5. RNA Secondary Structure Prediction. Background. ----------- Many classes of RNA molecules, such as tRNA or ribosomal RNA, fold into particular structures (by bonding between bases within the same strand) which determine their function. Algorithms exist for predicting RNA secondary structures, however most of them are restricted in the type of structure they can predict. In particular, almost all existing RNA structure prediction programmes cannot deal with pseudoknots or multiple, interacting strands. Project. -------- Develop and test a (heuristic) algorithm that can predict RNA secondary structures with pseudoknots. Since the problem is combinatorially hard, we expect that stochastic local seach techniques might be particularly effective for solving it algorithmically. References. ----------- See notes from ``Algorithms in Molecular Biology'' (Karp and Ruzzo, U. Washington, 1998) for RNA secondary structure prediction. (http://www.cs.washington.edu/education/courses/590bi/98w/) M. Zuker and P. Stielger, ``Optimal computer folding of large RNA sequences usin g thermodynamics and auxiliary information,'' Nucleic Acids Res 9,(1981), pages 133-148. M. Zuker, ``Algorithms, thermodynamics, and databases for RNA secondary structur e.'' 6 September 2000. http://www.ibc.wustl.edu/\~zuker/rna/. M. Zuker: RNA Folding by Energy Minimization. http://bioinfo.math.rpi.edu/~zukerm/Bio-5495/RNAfold-html/node3.html I. Hofacker: Vienna RNA Package. http://www.tbi.univie.ac.at/~ivo/RNA/
6. Multiple digestion restriction site mapping. Background. ----------- A fairly old but still relevant method for mapping genomes is to do multiple digests with different restriction enzymes (single enzymes and combinations) and inferring the position of the restriction sites from the fragments obtained from these reactions.

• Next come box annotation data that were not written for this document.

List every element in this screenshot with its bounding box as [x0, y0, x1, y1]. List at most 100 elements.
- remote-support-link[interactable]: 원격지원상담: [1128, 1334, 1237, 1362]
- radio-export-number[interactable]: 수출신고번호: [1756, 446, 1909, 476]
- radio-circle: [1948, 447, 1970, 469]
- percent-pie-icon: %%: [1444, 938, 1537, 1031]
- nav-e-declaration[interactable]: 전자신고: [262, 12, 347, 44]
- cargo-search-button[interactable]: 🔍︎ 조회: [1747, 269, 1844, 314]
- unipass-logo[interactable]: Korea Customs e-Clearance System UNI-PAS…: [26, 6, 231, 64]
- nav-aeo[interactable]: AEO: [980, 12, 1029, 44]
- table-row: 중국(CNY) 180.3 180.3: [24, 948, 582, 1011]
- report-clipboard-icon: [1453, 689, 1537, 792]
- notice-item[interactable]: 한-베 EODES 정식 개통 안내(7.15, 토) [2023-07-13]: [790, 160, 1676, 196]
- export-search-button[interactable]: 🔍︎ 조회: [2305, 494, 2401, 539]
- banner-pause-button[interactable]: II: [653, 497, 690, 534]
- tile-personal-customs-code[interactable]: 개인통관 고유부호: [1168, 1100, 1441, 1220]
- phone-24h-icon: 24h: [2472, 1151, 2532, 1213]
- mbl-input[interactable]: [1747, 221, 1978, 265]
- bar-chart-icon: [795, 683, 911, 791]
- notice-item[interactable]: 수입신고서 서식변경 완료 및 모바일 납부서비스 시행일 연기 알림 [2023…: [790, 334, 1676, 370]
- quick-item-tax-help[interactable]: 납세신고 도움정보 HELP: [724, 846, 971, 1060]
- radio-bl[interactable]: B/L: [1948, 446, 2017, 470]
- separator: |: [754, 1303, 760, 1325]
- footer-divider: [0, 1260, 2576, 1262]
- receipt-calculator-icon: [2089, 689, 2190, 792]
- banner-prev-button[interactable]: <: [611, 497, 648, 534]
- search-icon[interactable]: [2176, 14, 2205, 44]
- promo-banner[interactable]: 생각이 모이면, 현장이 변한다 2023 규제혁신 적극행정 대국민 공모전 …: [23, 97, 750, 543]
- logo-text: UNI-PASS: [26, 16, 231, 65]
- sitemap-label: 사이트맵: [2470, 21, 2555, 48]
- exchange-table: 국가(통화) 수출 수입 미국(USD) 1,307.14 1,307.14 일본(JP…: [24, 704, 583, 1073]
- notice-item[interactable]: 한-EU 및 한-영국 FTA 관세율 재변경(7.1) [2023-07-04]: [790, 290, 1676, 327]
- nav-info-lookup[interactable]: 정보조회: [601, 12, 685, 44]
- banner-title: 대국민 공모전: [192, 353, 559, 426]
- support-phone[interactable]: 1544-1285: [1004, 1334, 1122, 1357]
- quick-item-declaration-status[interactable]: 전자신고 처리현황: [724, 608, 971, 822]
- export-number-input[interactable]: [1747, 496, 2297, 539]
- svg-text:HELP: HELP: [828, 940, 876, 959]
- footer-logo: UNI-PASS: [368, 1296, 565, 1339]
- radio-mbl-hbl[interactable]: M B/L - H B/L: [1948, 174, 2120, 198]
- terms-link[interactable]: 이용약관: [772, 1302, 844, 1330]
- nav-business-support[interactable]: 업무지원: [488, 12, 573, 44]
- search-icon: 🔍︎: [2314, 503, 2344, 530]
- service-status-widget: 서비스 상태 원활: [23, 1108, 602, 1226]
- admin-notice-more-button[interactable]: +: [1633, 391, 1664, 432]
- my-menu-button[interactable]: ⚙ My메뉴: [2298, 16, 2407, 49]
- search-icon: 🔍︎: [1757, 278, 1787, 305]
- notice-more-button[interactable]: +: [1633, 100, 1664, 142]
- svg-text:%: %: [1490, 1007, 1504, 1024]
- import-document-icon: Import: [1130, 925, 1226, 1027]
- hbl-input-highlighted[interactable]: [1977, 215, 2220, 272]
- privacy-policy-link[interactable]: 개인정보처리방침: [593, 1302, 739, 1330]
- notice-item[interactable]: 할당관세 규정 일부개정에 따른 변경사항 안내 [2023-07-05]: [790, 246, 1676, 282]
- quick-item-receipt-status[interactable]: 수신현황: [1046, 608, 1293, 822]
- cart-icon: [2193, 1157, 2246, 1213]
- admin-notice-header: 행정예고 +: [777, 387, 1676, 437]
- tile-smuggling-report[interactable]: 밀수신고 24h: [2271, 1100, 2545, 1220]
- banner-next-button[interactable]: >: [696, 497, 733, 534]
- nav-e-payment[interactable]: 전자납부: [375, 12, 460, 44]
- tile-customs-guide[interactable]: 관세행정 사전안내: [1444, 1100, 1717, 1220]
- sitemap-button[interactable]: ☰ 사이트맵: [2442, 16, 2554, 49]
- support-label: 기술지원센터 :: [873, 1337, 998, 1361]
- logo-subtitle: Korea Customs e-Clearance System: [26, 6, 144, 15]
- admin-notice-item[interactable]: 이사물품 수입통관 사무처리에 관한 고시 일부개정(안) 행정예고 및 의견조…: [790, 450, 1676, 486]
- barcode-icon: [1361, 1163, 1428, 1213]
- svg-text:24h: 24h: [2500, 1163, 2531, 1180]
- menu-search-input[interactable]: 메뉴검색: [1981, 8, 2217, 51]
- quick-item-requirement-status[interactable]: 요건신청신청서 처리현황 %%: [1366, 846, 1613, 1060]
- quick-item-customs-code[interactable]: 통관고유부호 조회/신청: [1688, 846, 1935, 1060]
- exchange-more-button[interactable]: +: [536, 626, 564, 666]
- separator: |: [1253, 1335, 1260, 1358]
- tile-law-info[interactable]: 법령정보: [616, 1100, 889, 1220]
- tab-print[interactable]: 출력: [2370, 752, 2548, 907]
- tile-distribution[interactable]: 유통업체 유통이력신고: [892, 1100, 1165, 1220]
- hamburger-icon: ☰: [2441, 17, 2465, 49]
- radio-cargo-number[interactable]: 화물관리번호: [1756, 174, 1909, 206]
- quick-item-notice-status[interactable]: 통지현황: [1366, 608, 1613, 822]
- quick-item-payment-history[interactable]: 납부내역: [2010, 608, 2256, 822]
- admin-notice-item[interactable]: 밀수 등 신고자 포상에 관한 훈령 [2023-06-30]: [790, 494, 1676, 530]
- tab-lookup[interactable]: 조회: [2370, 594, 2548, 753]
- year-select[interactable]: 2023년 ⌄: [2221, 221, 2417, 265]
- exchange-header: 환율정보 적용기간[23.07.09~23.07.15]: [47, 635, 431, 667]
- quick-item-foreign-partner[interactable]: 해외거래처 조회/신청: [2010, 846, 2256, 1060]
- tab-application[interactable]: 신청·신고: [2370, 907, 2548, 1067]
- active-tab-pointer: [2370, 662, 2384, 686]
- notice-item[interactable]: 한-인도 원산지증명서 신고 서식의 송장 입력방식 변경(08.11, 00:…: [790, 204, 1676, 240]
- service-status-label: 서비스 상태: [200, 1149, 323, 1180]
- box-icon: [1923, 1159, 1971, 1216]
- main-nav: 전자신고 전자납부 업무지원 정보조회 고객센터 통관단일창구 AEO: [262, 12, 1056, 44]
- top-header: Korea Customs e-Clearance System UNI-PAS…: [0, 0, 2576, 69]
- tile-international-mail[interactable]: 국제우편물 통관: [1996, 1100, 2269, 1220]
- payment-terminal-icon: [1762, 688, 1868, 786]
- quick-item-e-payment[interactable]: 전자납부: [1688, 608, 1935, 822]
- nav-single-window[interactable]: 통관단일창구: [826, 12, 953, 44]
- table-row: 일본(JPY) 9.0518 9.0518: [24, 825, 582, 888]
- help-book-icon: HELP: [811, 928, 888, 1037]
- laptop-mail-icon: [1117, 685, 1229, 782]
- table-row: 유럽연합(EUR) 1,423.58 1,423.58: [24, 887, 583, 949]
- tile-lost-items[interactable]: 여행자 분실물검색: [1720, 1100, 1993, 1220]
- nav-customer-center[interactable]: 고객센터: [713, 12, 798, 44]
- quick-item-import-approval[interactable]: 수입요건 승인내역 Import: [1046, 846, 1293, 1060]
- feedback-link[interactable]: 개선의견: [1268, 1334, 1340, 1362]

This is a hard combinatorial problem, and various approaches have been tried for it. Project. -------- Implement a few known techniques for solving this problem, try to improve them with modern heuristic techniques, and do a comparative analysis of their performance on real genomic data. References. ----------- Andrew Kwon: Restriction Enzyme Mapping. CPSC 502 Project Report, University of BC, 2000. (Contains lots of further references.) Goldstein, Waterman: Mapping DNA by stochastic relaxation. Advances in Applied Mathematics, Vol. 8, pp.194-207, 1997. Grigorjev, Mironov: Mapping DNA by stochastic relaxation: a new approach to fragment sizes. Computer Applications in Biosciences, Vol.6, pp.107-111, 1990. R.M.Karp: Mapping the Genome: Some Combinatorial Problems Arising in Molecular Biology. 25th ACM STOC, pp.278-285, 1993.